What else can you see in Miami?

The Freedom Tower, on Biscayne Boulevard, is a 1925 Mediterranean Revival building that served as the processing centre for Cuban refugees arriving in Miami from 1962 onwards, acquiring its nickname “the Ellis Island of the South” in the process. It is now a cultural centre and gallery space owned by Miami Dade College, and one of the few buildings in downtown Miami old enough to carry genuine historical weight.

Fairchild Tropical Botanic Garden, in Coral Gables, covers 83 acres of palms, cycads, flowering trees and rare tropical plants, and provides a genuinely calming contrast to the city’s general momentum. The Design District, north of Wynwood, functions as an outdoor museum of architecture and public art around its luxury retail core, and the rotating installations on the Museum Garage alone are worth the walk. For a day on the water, Biscayne National Park – 95% of which is underwater – offers snorkelling, kayaking and glass-bottom boat tours of the Florida Reef, the only living coral barrier reef in the continental United States, accessible by boat from the park’s mainland visitor centre at Convoy Point.

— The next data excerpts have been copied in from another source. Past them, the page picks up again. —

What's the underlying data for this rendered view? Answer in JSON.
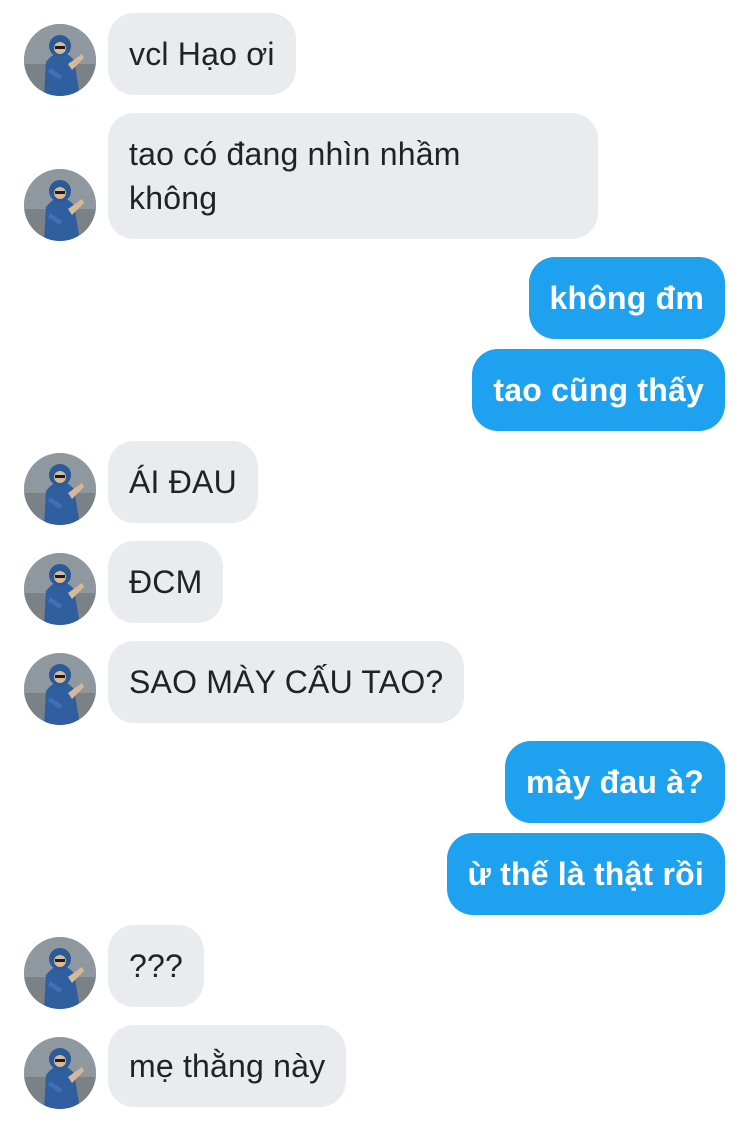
{
  "conversation": {
    "messages": [
      {
        "id": "m1",
        "side": "in",
        "text": "vcl Hạo ơi",
        "avatar": "person-avatar"
      },
      {
        "id": "m2",
        "side": "in",
        "text": "tao có đang nhìn nhầm không",
        "avatar": "person-avatar"
      },
      {
        "id": "m3",
        "side": "out",
        "text": "không đm"
      },
      {
        "id": "m4",
        "side": "out",
        "text": "tao cũng thấy"
      },
      {
        "id": "m5",
        "side": "in",
        "text": "ÁI ĐAU",
        "avatar": "person-avatar"
      },
      {
        "id": "m6",
        "side": "in",
        "text": "ĐCM",
        "avatar": "person-avatar"
      },
      {
        "id": "m7",
        "side": "in",
        "text": "SAO MÀY CẤU TAO?",
        "avatar": "person-avatar"
      },
      {
        "id": "m8",
        "side": "out",
        "text": "mày đau à?"
      },
      {
        "id": "m9",
        "side": "out",
        "text": "ừ thế là thật rồi"
      },
      {
        "id": "m10",
        "side": "in",
        "text": "???",
        "avatar": "person-avatar"
      },
      {
        "id": "m11",
        "side": "in",
        "text": "mẹ thằng này",
        "avatar": "person-avatar"
      }
    ]
  },
  "colors": {
    "incoming_bubble": "#e9ebee",
    "outgoing_bubble": "#1ea1ef",
    "incoming_text": "#222222",
    "outgoing_text": "#ffffff"
  }
}
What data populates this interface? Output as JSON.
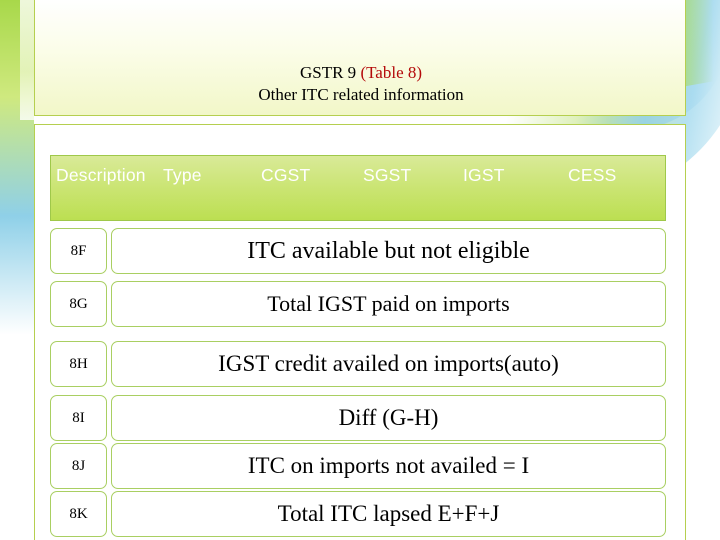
{
  "title": {
    "line1_prefix": "GSTR 9 ",
    "line1_highlight": "(Table 8)",
    "line2": "Other ITC related information"
  },
  "table": {
    "headers": [
      "Description",
      "Type",
      "CGST",
      "SGST",
      "IGST",
      "CESS"
    ],
    "rows": [
      {
        "code": "8F",
        "text": "ITC available but not eligible"
      },
      {
        "code": "8G",
        "text": "Total IGST paid on imports"
      },
      {
        "code": "8H",
        "text": "IGST credit availed  on imports(auto)"
      },
      {
        "code": "8I",
        "text": "Diff (G-H)"
      },
      {
        "code": "8J",
        "text": "ITC on imports not availed = I"
      },
      {
        "code": "8K",
        "text": "Total ITC lapsed E+F+J"
      }
    ]
  },
  "colors": {
    "header_bg": "#c9e46f",
    "header_text": "#ffffff",
    "panel_border": "#b5cf4f",
    "title_highlight": "#b40a0a",
    "row_border": "#a9cf62"
  }
}
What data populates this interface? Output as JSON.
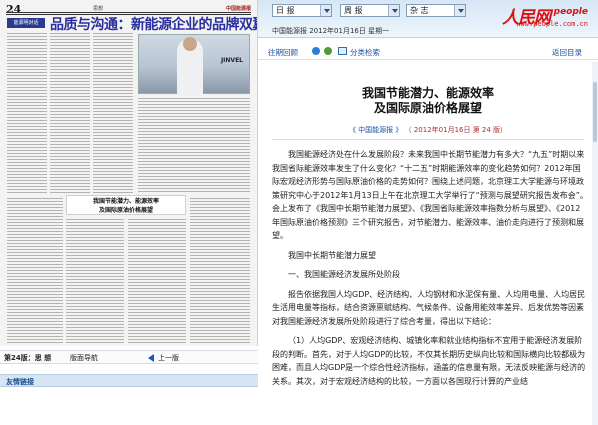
{
  "paper": {
    "page_number": "24",
    "section": "思想",
    "masthead": "中国能源报",
    "kicker": "能源明对话",
    "big_title": "品质与沟通：新能源企业的品牌双翼",
    "photo_logo": "JINVEL",
    "inner_headline": "我国节能潜力、能源效率\n及国际原油价格展望"
  },
  "page_nav": {
    "page_label": "第24版：思 想",
    "nav_label": "版面导航",
    "prev_label": "上一版"
  },
  "friendly_links": "友情链接",
  "topbar": {
    "selects": [
      {
        "value": "日 报"
      },
      {
        "value": "周 报"
      },
      {
        "value": "杂 志"
      }
    ],
    "logo_text": "人民网",
    "logo_word": "people",
    "logo_url": "www.people.com.cn",
    "dateline": "中国能源报  2012年01月16日 星期一"
  },
  "toolbar": {
    "back": "往期回顾",
    "catalog": "分类检索",
    "back_directory": "返回目录"
  },
  "article": {
    "title_line1": "我国节能潜力、能源效率",
    "title_line2": "及国际原油价格展望",
    "meta_source": "《 中国能源报 》",
    "meta_date": "（ 2012年01月16日   第 24 版）",
    "paragraphs": [
      "我国能源经济处在什么发展阶段？未来我国中长期节能潜力有多大？“九五”时期以来我国省际能源效率发生了什么变化？“十二五”时期能源效率的变化趋势如何？2012年国际宏观经济形势与国际原油价格的走势如何？围绕上述问题，北京理工大学能源与环境政策研究中心于2012年1月13日上午在北京理工大学举行了“预测与展望研究报告发布会”。会上发布了《我国中长期节能潜力展望》、《我国省际能源效率指数分析与展望》、《2012年国际原油价格预测》三个研究报告，对节能潜力、能源效率、油价走向进行了预测和展望。",
      "我国中长期节能潜力展望",
      "一、我国能源经济发展所处阶段",
      "报告依据我国人均GDP、经济结构、人均钢材和水泥保有量、人均用电量、人均居民生活用电量等指标，结合资源禀赋结构、气候条件、设备用能效率差异、后发优势等因素对我国能源经济发展所处阶段进行了综合考量，得出以下结论：",
      "（1）人均GDP、宏观经济结构、城镇化率和就业结构指标不宜用于能源经济发展阶段的判断。首先，对于人均GDP的比较，不仅其长期历史纵向比较和国际横向比较都极为困难，而且人均GDP是一个综合性经济指标，涵盖的信息量有限，无法反映能源与经济的关系。其次，对于宏观经济结构的比较，一方面以各国现行计算的产业结"
    ]
  }
}
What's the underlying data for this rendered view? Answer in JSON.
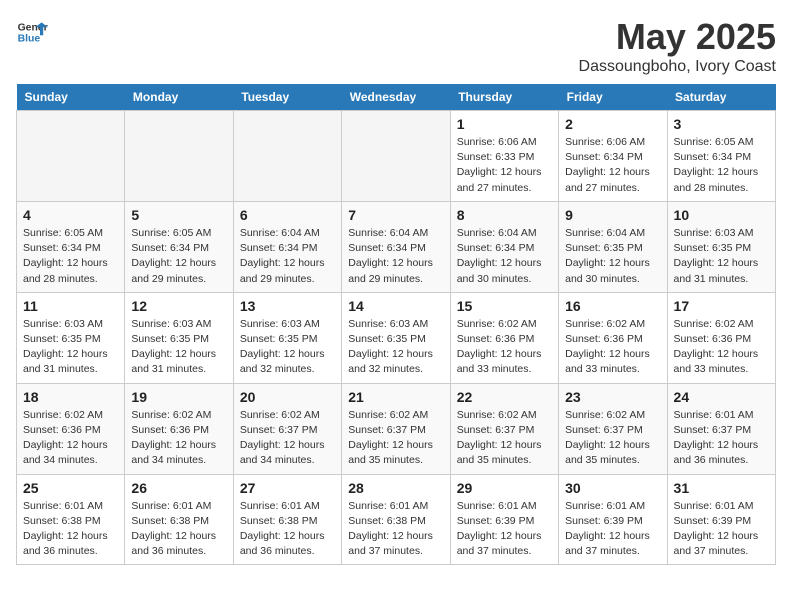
{
  "logo": {
    "line1": "General",
    "line2": "Blue"
  },
  "title": "May 2025",
  "location": "Dassoungboho, Ivory Coast",
  "days_of_week": [
    "Sunday",
    "Monday",
    "Tuesday",
    "Wednesday",
    "Thursday",
    "Friday",
    "Saturday"
  ],
  "weeks": [
    [
      {
        "day": "",
        "empty": true
      },
      {
        "day": "",
        "empty": true
      },
      {
        "day": "",
        "empty": true
      },
      {
        "day": "",
        "empty": true
      },
      {
        "day": "1",
        "info": "Sunrise: 6:06 AM\nSunset: 6:33 PM\nDaylight: 12 hours\nand 27 minutes."
      },
      {
        "day": "2",
        "info": "Sunrise: 6:06 AM\nSunset: 6:34 PM\nDaylight: 12 hours\nand 27 minutes."
      },
      {
        "day": "3",
        "info": "Sunrise: 6:05 AM\nSunset: 6:34 PM\nDaylight: 12 hours\nand 28 minutes."
      }
    ],
    [
      {
        "day": "4",
        "info": "Sunrise: 6:05 AM\nSunset: 6:34 PM\nDaylight: 12 hours\nand 28 minutes."
      },
      {
        "day": "5",
        "info": "Sunrise: 6:05 AM\nSunset: 6:34 PM\nDaylight: 12 hours\nand 29 minutes."
      },
      {
        "day": "6",
        "info": "Sunrise: 6:04 AM\nSunset: 6:34 PM\nDaylight: 12 hours\nand 29 minutes."
      },
      {
        "day": "7",
        "info": "Sunrise: 6:04 AM\nSunset: 6:34 PM\nDaylight: 12 hours\nand 29 minutes."
      },
      {
        "day": "8",
        "info": "Sunrise: 6:04 AM\nSunset: 6:34 PM\nDaylight: 12 hours\nand 30 minutes."
      },
      {
        "day": "9",
        "info": "Sunrise: 6:04 AM\nSunset: 6:35 PM\nDaylight: 12 hours\nand 30 minutes."
      },
      {
        "day": "10",
        "info": "Sunrise: 6:03 AM\nSunset: 6:35 PM\nDaylight: 12 hours\nand 31 minutes."
      }
    ],
    [
      {
        "day": "11",
        "info": "Sunrise: 6:03 AM\nSunset: 6:35 PM\nDaylight: 12 hours\nand 31 minutes."
      },
      {
        "day": "12",
        "info": "Sunrise: 6:03 AM\nSunset: 6:35 PM\nDaylight: 12 hours\nand 31 minutes."
      },
      {
        "day": "13",
        "info": "Sunrise: 6:03 AM\nSunset: 6:35 PM\nDaylight: 12 hours\nand 32 minutes."
      },
      {
        "day": "14",
        "info": "Sunrise: 6:03 AM\nSunset: 6:35 PM\nDaylight: 12 hours\nand 32 minutes."
      },
      {
        "day": "15",
        "info": "Sunrise: 6:02 AM\nSunset: 6:36 PM\nDaylight: 12 hours\nand 33 minutes."
      },
      {
        "day": "16",
        "info": "Sunrise: 6:02 AM\nSunset: 6:36 PM\nDaylight: 12 hours\nand 33 minutes."
      },
      {
        "day": "17",
        "info": "Sunrise: 6:02 AM\nSunset: 6:36 PM\nDaylight: 12 hours\nand 33 minutes."
      }
    ],
    [
      {
        "day": "18",
        "info": "Sunrise: 6:02 AM\nSunset: 6:36 PM\nDaylight: 12 hours\nand 34 minutes."
      },
      {
        "day": "19",
        "info": "Sunrise: 6:02 AM\nSunset: 6:36 PM\nDaylight: 12 hours\nand 34 minutes."
      },
      {
        "day": "20",
        "info": "Sunrise: 6:02 AM\nSunset: 6:37 PM\nDaylight: 12 hours\nand 34 minutes."
      },
      {
        "day": "21",
        "info": "Sunrise: 6:02 AM\nSunset: 6:37 PM\nDaylight: 12 hours\nand 35 minutes."
      },
      {
        "day": "22",
        "info": "Sunrise: 6:02 AM\nSunset: 6:37 PM\nDaylight: 12 hours\nand 35 minutes."
      },
      {
        "day": "23",
        "info": "Sunrise: 6:02 AM\nSunset: 6:37 PM\nDaylight: 12 hours\nand 35 minutes."
      },
      {
        "day": "24",
        "info": "Sunrise: 6:01 AM\nSunset: 6:37 PM\nDaylight: 12 hours\nand 36 minutes."
      }
    ],
    [
      {
        "day": "25",
        "info": "Sunrise: 6:01 AM\nSunset: 6:38 PM\nDaylight: 12 hours\nand 36 minutes."
      },
      {
        "day": "26",
        "info": "Sunrise: 6:01 AM\nSunset: 6:38 PM\nDaylight: 12 hours\nand 36 minutes."
      },
      {
        "day": "27",
        "info": "Sunrise: 6:01 AM\nSunset: 6:38 PM\nDaylight: 12 hours\nand 36 minutes."
      },
      {
        "day": "28",
        "info": "Sunrise: 6:01 AM\nSunset: 6:38 PM\nDaylight: 12 hours\nand 37 minutes."
      },
      {
        "day": "29",
        "info": "Sunrise: 6:01 AM\nSunset: 6:39 PM\nDaylight: 12 hours\nand 37 minutes."
      },
      {
        "day": "30",
        "info": "Sunrise: 6:01 AM\nSunset: 6:39 PM\nDaylight: 12 hours\nand 37 minutes."
      },
      {
        "day": "31",
        "info": "Sunrise: 6:01 AM\nSunset: 6:39 PM\nDaylight: 12 hours\nand 37 minutes."
      }
    ]
  ]
}
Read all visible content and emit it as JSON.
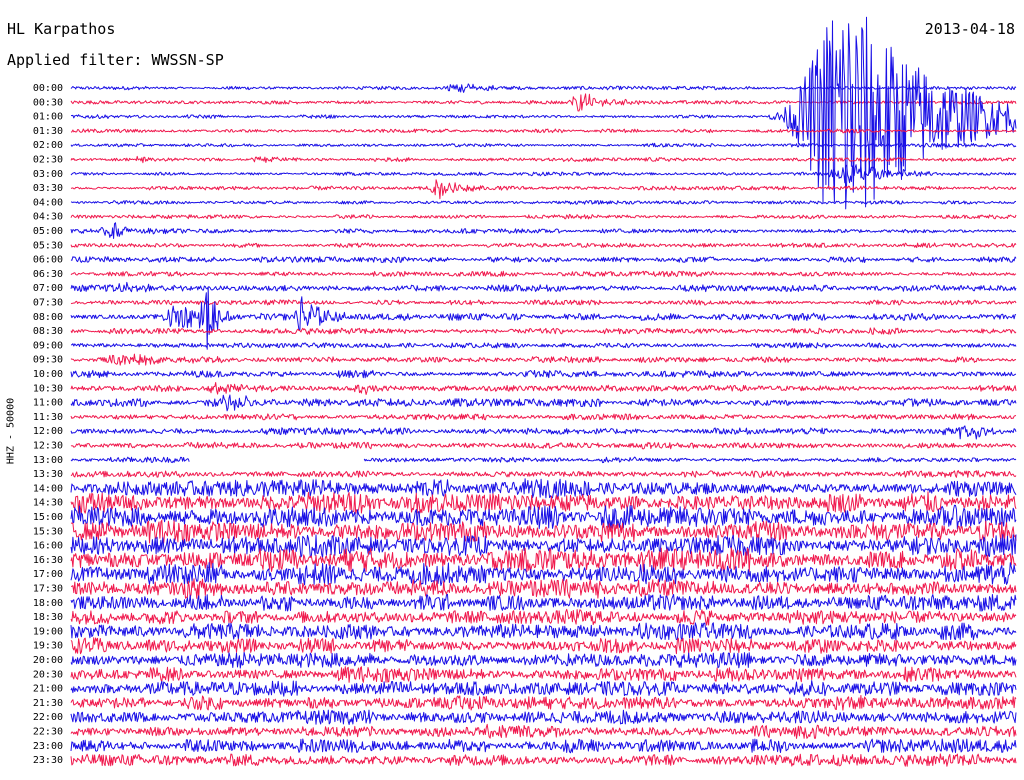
{
  "header": {
    "station": "HL Karpathos",
    "filter": "Applied filter: WWSSN-SP",
    "date": "2013-04-18"
  },
  "channel_label": "HHZ - 50000",
  "colors": {
    "trace_a": "#1a10e6",
    "trace_b": "#f01a4e",
    "text": "#000000",
    "background": "#ffffff"
  },
  "chart_data": {
    "type": "line",
    "title": "HL Karpathos",
    "subtitle": "Applied filter: WWSSN-SP",
    "date": "2013-04-18",
    "ylabel": "HHZ - 50000",
    "xlabel": "",
    "rows": [
      "00:00",
      "00:30",
      "01:00",
      "01:30",
      "02:00",
      "02:30",
      "03:00",
      "03:30",
      "04:00",
      "04:30",
      "05:00",
      "05:30",
      "06:00",
      "06:30",
      "07:00",
      "07:30",
      "08:00",
      "08:30",
      "09:00",
      "09:30",
      "10:00",
      "10:30",
      "11:00",
      "11:30",
      "12:00",
      "12:30",
      "13:00",
      "13:30",
      "14:00",
      "14:30",
      "15:00",
      "15:30",
      "16:00",
      "16:30",
      "17:00",
      "17:30",
      "18:00",
      "18:30",
      "19:00",
      "19:30",
      "20:00",
      "20:30",
      "21:00",
      "21:30",
      "22:00",
      "22:30",
      "23:00",
      "23:30"
    ],
    "row_minutes": 30,
    "series_colors": [
      "#1a10e6",
      "#f01a4e"
    ],
    "noise_level": [
      1.3,
      1.3,
      1.3,
      1.3,
      1.3,
      1.4,
      1.4,
      1.4,
      1.4,
      1.5,
      1.6,
      1.6,
      2.0,
      1.8,
      2.4,
      1.8,
      2.6,
      2.2,
      1.8,
      2.2,
      2.6,
      2.4,
      2.8,
      2.2,
      2.4,
      2.4,
      2.0,
      2.4,
      6.5,
      7.5,
      8.0,
      8.0,
      8.5,
      8.5,
      8.0,
      7.0,
      6.0,
      5.5,
      6.0,
      5.5,
      5.5,
      5.5,
      5.5,
      5.0,
      5.0,
      4.8,
      4.8,
      4.5
    ],
    "events": [
      {
        "row": "00:00",
        "minute": 12.3,
        "amplitude": 6,
        "duration": 0.8
      },
      {
        "row": "00:30",
        "minute": 16.2,
        "amplitude": 9,
        "duration": 0.7
      },
      {
        "row": "02:30",
        "minute": 2.2,
        "amplitude": 3,
        "duration": 0.6
      },
      {
        "row": "02:30",
        "minute": 6.0,
        "amplitude": 3,
        "duration": 0.6
      },
      {
        "row": "03:30",
        "minute": 11.7,
        "amplitude": 10,
        "duration": 0.6
      },
      {
        "row": "05:00",
        "minute": 1.3,
        "amplitude": 8,
        "duration": 0.6
      },
      {
        "row": "07:00",
        "minute": 1.5,
        "amplitude": 4,
        "duration": 1.0
      },
      {
        "row": "08:00",
        "minute": 3.4,
        "amplitude": 14,
        "duration": 0.8
      },
      {
        "row": "08:00",
        "minute": 4.3,
        "amplitude": 40,
        "duration": 0.3
      },
      {
        "row": "08:00",
        "minute": 7.4,
        "amplitude": 24,
        "duration": 0.5
      },
      {
        "row": "09:30",
        "minute": 1.7,
        "amplitude": 6,
        "duration": 1.5
      },
      {
        "row": "10:30",
        "minute": 4.8,
        "amplitude": 6,
        "duration": 1.0
      },
      {
        "row": "10:30",
        "minute": 9.3,
        "amplitude": 5,
        "duration": 0.6
      },
      {
        "row": "11:00",
        "minute": 4.9,
        "amplitude": 6,
        "duration": 1.0
      },
      {
        "row": "12:00",
        "minute": 28.4,
        "amplitude": 8,
        "duration": 0.6
      },
      {
        "row": "01:00",
        "minute": 24.6,
        "amplitude": 130,
        "duration": 2.5
      },
      {
        "row": "03:00",
        "minute": 24.8,
        "amplitude": 12,
        "duration": 1.2
      }
    ],
    "data_gap": {
      "row": "13:00",
      "start_minute": 3.8,
      "end_minute": 9.3
    },
    "grid": false,
    "legend": "none"
  }
}
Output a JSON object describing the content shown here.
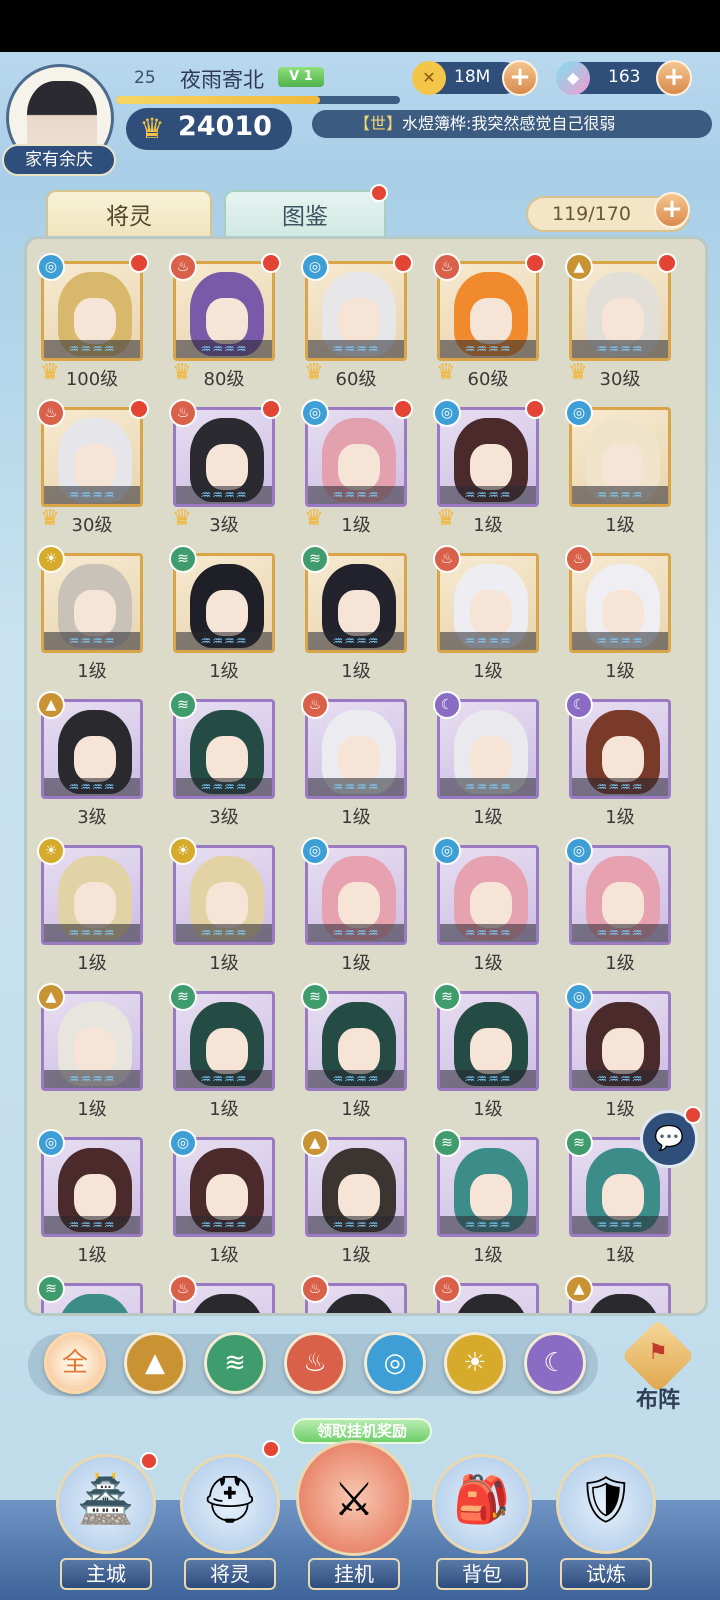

Miami’s food culture is a serious argument for staying longer. Calle Ocho is the obvious starting point for Cuban food, but the broader Latin American representation across the city is extensive: Haitian, Nicaraguan, Colombian, Brazilian and Venezuelan kitchens operate at every price point. The city is also, in case a reminder were needed, approximately twenty minutes from some of the better beaches on the Atlantic coast.